En septembre dernier, il s’était inscrit aux célèbres 100 kilomètres de Millau. C’était la troisième fois qu’il devait aller là-bas. Fin des années ‘90, il avait abandonné après 45 bornes.


« Il y avait eu une tempête, les conditions n’étaient vraiment pas faciles, se souvient-il. Un autre fait m’avait marqué : Lionel Jospin, à l’époque Premier ministre français, avait donné le départ. Pour gommer cet échec, j’y étais retourné lors de mes 70 ans. 14 h 08 min.

Je me réjouissais d’y aller dix ans plus tard. Je n’aurais pas amélioré ce chrono. Désormais, pour des distances longues comme cela, je fais un mix course/marche. Hélas, la veille de mon départ, en sortant un sac de 25 kilos de pommes de terre de la voiture, je me suis croqué le dos. Pour mon médecin, il était hors de question que je prenne la route vers l’Aveyron et que je me farcisse les 100 kilomètres de course… »


Pour une fois, Ivan a écouté son médecin. Cela n’a pas toujours été le cas.

« Il dit que j’en fais de trop. Que j’oublie l’âge que j’ai. Moi, ce qui est sûr, c’est que je ne me sens pas plus vieux maintenant que lorsque j’avais 70 ans. »

Il vit à fond, Ivan. Il fait ce qu’il aime, ce qu’il a toujours aimé et se sent bien.

Que demander de plus, en fait ?

Le chemin de Saint-Jacques de Compostelle et le mont Blanc, avec sa femme

Dans la petite allée menant à la maison des Schoeps, leur camionnette. La voiture de tous les jours, mais pas que. Elle a été aménagée pour qu’ils puissent dormir tous les deux à l’intérieur. Il y a même un chauffage spécial. C’est le véhicule qu’ils prennent depuis des années pour aller sur des courses à l’étranger. Il a 300 000 kilomètres.

« C’est bien plus pratique comme cela, explique l’ancien Mérite sportif de Braine-le-Comte. Vous arrivez la veille d’une course, pas trop loin du départ, et vous dormez dans “votre chez vous”… »
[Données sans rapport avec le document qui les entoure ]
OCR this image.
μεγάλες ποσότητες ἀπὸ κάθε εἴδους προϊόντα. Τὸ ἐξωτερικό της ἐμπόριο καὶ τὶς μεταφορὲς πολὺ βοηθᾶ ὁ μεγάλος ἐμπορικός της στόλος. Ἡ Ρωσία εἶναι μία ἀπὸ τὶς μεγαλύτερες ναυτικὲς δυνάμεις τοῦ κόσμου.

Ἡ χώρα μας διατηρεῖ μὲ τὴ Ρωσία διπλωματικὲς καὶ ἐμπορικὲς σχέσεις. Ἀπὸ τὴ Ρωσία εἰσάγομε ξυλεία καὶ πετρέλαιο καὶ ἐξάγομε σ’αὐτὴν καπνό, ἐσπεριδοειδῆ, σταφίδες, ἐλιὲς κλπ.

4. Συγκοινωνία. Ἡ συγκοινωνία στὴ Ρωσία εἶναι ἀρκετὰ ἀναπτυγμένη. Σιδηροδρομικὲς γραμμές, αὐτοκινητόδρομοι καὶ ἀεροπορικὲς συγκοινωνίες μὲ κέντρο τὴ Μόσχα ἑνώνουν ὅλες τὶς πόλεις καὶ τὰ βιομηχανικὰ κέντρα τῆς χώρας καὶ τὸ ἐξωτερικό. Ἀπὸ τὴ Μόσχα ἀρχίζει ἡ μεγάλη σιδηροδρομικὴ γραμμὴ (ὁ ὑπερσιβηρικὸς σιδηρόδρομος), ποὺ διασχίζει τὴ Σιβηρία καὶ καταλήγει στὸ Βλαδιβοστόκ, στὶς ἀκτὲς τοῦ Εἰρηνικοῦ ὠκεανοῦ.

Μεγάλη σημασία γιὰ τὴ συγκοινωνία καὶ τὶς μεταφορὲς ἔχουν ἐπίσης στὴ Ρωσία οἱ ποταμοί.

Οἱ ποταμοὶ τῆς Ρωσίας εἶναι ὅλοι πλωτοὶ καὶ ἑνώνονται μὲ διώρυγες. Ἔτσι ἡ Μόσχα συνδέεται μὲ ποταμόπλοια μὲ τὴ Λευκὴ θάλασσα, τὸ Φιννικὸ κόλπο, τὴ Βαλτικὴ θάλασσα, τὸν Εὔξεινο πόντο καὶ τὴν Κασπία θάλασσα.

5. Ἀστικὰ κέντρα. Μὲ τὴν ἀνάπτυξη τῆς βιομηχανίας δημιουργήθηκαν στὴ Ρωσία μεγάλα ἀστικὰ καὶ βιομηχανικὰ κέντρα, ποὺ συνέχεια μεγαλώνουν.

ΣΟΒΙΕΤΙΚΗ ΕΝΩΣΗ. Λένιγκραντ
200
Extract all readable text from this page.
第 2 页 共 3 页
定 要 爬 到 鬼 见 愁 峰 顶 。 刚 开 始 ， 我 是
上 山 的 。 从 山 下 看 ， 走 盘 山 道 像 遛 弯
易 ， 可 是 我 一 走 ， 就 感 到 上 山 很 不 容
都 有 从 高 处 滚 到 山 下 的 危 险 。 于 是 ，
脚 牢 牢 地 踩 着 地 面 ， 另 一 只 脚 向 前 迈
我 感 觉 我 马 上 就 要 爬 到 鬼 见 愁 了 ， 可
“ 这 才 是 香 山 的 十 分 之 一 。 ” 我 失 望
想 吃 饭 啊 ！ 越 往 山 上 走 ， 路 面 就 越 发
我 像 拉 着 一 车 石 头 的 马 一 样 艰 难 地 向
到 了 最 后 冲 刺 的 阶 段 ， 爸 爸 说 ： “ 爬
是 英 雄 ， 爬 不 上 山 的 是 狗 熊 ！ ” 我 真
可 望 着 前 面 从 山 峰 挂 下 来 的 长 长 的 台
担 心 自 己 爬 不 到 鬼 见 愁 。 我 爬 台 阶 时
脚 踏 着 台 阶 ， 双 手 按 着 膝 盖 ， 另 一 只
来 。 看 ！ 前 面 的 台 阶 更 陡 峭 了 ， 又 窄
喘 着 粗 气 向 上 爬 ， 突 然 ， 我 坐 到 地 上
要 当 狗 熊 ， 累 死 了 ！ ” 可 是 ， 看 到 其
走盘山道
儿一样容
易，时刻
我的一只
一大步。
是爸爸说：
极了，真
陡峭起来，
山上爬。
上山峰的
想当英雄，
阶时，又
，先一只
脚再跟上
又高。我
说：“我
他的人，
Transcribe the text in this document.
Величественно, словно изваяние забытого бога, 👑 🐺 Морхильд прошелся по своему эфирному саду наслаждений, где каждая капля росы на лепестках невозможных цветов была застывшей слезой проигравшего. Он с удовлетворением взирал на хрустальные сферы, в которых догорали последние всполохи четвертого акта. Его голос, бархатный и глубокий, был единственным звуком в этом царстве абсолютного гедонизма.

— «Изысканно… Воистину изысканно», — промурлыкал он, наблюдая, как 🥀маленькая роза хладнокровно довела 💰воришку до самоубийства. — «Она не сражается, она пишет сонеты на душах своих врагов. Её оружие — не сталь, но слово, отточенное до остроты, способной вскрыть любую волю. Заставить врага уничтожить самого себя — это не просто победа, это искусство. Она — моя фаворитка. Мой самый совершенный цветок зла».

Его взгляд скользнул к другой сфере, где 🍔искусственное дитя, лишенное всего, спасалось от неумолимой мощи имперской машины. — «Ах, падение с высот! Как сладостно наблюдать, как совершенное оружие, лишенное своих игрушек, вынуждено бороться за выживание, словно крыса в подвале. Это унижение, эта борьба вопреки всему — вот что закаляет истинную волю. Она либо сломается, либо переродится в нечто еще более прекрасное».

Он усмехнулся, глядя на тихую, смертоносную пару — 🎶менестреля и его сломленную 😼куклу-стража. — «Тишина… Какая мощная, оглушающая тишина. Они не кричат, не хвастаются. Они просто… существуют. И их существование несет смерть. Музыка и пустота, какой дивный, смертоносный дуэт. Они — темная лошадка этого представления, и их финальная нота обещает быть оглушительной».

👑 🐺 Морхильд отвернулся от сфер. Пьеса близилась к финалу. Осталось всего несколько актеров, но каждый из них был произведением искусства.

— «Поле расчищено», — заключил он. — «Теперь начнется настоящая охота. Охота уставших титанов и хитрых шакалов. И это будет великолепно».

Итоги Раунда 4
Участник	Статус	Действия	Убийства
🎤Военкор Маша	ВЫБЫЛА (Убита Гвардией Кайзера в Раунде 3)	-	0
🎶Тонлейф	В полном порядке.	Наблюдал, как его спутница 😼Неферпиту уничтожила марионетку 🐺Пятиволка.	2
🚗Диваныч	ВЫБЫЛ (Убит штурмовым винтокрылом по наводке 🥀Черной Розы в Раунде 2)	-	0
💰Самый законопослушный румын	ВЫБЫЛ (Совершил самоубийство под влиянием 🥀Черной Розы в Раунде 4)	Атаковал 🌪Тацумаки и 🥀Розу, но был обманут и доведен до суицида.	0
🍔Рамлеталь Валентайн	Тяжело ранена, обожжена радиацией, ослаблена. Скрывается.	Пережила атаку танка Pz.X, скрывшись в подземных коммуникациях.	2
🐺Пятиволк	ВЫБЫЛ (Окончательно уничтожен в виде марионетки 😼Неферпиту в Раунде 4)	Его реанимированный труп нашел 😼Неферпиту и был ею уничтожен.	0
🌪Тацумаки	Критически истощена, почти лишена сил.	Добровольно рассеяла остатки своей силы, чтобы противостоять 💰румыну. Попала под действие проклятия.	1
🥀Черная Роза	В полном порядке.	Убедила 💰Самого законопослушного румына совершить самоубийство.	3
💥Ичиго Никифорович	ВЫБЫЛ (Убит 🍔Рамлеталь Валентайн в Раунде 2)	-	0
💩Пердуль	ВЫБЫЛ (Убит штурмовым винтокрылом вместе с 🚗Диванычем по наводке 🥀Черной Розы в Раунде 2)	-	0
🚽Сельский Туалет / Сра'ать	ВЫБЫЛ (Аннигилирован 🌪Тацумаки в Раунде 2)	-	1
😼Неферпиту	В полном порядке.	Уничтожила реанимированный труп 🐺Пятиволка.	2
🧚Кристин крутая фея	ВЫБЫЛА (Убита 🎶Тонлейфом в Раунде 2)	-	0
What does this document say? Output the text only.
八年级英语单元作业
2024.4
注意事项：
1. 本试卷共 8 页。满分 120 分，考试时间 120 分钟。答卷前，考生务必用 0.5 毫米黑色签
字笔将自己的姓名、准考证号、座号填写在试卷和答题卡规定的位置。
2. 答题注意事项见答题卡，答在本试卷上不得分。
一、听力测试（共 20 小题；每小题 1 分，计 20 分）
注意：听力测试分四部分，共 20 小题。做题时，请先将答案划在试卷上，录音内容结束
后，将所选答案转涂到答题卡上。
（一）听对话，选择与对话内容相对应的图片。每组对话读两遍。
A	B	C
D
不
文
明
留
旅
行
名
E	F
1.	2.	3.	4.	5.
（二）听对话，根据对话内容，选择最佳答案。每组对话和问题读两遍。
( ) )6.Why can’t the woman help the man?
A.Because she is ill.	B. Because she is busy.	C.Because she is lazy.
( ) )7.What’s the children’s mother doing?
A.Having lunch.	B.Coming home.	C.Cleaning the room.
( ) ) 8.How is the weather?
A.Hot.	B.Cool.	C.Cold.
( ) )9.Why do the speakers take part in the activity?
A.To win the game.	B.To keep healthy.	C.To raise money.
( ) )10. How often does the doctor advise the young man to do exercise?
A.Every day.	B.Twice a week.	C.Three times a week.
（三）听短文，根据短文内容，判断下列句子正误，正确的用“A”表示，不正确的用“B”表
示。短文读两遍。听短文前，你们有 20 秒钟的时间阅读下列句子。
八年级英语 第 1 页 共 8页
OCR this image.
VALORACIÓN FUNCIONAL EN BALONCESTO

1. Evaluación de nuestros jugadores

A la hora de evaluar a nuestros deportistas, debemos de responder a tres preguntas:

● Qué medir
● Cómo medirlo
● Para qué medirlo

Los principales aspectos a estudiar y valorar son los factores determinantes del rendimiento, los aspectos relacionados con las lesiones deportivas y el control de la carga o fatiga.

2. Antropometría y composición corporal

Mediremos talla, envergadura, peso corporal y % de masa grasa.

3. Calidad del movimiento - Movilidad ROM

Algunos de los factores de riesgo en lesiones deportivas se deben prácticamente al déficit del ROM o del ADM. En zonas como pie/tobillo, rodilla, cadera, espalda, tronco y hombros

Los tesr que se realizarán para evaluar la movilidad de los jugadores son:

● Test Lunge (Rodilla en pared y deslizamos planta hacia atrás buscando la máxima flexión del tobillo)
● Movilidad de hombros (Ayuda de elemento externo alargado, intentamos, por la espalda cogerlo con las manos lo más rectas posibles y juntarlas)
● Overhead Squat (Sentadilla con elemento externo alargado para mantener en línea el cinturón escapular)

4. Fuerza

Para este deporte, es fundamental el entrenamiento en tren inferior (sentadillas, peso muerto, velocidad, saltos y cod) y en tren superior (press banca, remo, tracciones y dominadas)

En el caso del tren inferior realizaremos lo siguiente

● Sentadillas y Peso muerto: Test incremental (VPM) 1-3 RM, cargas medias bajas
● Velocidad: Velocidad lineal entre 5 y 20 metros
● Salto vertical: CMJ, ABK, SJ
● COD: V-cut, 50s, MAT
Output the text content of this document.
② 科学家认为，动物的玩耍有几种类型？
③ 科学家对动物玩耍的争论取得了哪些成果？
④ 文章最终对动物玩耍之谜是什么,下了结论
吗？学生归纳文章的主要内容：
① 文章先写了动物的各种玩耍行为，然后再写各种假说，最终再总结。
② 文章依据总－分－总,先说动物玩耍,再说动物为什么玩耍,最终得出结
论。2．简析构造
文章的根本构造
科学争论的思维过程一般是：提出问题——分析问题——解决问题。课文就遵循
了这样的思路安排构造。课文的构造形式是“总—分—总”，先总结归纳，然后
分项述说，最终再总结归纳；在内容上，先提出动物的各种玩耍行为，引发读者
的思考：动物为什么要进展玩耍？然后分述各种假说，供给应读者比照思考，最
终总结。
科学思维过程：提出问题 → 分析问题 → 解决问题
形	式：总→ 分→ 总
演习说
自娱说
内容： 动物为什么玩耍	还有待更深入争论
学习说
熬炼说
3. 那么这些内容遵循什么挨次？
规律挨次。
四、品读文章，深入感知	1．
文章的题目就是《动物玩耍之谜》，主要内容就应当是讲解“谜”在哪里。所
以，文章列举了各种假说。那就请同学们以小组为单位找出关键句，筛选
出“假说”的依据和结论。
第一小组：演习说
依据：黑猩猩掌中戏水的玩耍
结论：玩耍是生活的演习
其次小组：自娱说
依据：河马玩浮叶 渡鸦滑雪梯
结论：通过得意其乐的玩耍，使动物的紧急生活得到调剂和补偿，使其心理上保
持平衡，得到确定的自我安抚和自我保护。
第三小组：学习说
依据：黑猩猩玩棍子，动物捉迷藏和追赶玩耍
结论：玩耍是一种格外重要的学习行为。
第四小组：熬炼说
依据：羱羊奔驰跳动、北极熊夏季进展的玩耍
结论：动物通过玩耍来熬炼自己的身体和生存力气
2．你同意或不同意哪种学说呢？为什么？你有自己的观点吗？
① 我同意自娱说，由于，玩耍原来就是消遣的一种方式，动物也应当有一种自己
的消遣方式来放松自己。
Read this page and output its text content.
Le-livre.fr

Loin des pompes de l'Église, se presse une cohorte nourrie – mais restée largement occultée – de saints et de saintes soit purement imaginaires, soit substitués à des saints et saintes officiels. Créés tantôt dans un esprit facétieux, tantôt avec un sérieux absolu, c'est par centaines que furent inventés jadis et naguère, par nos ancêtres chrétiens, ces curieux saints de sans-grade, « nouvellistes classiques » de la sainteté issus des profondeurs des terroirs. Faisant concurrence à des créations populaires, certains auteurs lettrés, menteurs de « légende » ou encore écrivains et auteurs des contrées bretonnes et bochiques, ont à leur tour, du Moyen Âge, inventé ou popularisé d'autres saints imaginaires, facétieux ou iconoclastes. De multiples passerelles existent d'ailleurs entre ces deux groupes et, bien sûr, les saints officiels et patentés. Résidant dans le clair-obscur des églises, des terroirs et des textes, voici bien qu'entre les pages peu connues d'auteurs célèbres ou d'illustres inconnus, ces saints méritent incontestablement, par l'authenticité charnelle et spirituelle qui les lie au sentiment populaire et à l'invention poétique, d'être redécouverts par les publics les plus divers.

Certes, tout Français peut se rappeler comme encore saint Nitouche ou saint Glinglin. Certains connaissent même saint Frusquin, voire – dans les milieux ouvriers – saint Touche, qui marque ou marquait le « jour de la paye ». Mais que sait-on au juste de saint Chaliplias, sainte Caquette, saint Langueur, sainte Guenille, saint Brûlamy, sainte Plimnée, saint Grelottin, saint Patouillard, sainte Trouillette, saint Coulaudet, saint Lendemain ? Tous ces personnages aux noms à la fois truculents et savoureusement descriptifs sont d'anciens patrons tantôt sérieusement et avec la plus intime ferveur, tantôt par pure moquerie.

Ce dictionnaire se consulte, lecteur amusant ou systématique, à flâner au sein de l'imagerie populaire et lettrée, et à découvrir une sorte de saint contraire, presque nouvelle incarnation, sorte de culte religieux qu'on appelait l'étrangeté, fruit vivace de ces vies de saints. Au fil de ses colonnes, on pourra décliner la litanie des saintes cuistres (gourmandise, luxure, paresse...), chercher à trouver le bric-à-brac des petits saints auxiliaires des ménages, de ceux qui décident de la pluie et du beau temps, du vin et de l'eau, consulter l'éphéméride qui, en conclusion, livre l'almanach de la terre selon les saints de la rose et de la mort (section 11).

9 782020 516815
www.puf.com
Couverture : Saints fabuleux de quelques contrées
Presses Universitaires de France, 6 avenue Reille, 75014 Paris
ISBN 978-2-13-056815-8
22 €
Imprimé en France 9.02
L’utilisation de ce petit « mobilhome » leur a permis d’assouvir leur passion de l’ailleurs, leur envie de « casser » la routine du quotidien. Des voyages, des escapades. Avec, très souvent, une connotation sportive donnée à leur déplacement.

Avant son achat, il y eut, en 1996, alors qu’ils avaient 60 ans, l’ascension du mont Blanc. « Un moment magique, raconte Ivan. Nous avions un ami qui vivait là, près du toit de l’Europe. Il avait déjà été au sommet une cinquantaine de fois. Souvent, il nous en parlait, en disant qu’il nous emmènerait bien au sommet. Il voulait juste bénéficier d’une météo propice. Alors, j’ai commencé à être attentif aux prévisions. Très vite, un beau week-end est arrivé. Il était libre. Nous avons foncé là-bas et avons fait avec lui l’ascension. Un grand moment… »

Que dire alors de leur aventure commune, une nouvelle fois, en 2010, quand ils décidèrent de faire le chemin de Saint-Jacques-de-Compostelle, soit 1 761 kilomètres… « Nous l’avons fait en quatre fois, explique-t-il. Ma femme a tout fait en marchant. Moi, je devais m’occuper du véhicule. Une fois que j’arrivais à la destination de la journée, je me garais, puis j’enfourchais mon vélo et je partais en sens inverse à sa rencontre… »

Ils avaient 70 ans… Avant, à ce moment-là et toujours maintenant, « tout ce qui est hors de l’ordinaire, cela nous intéresse. Quand on a la passion, on oublie le négatif, on oublie les problèmes. Ma femme et moi avons toujours fonctionné comme cela… » – E.Ve.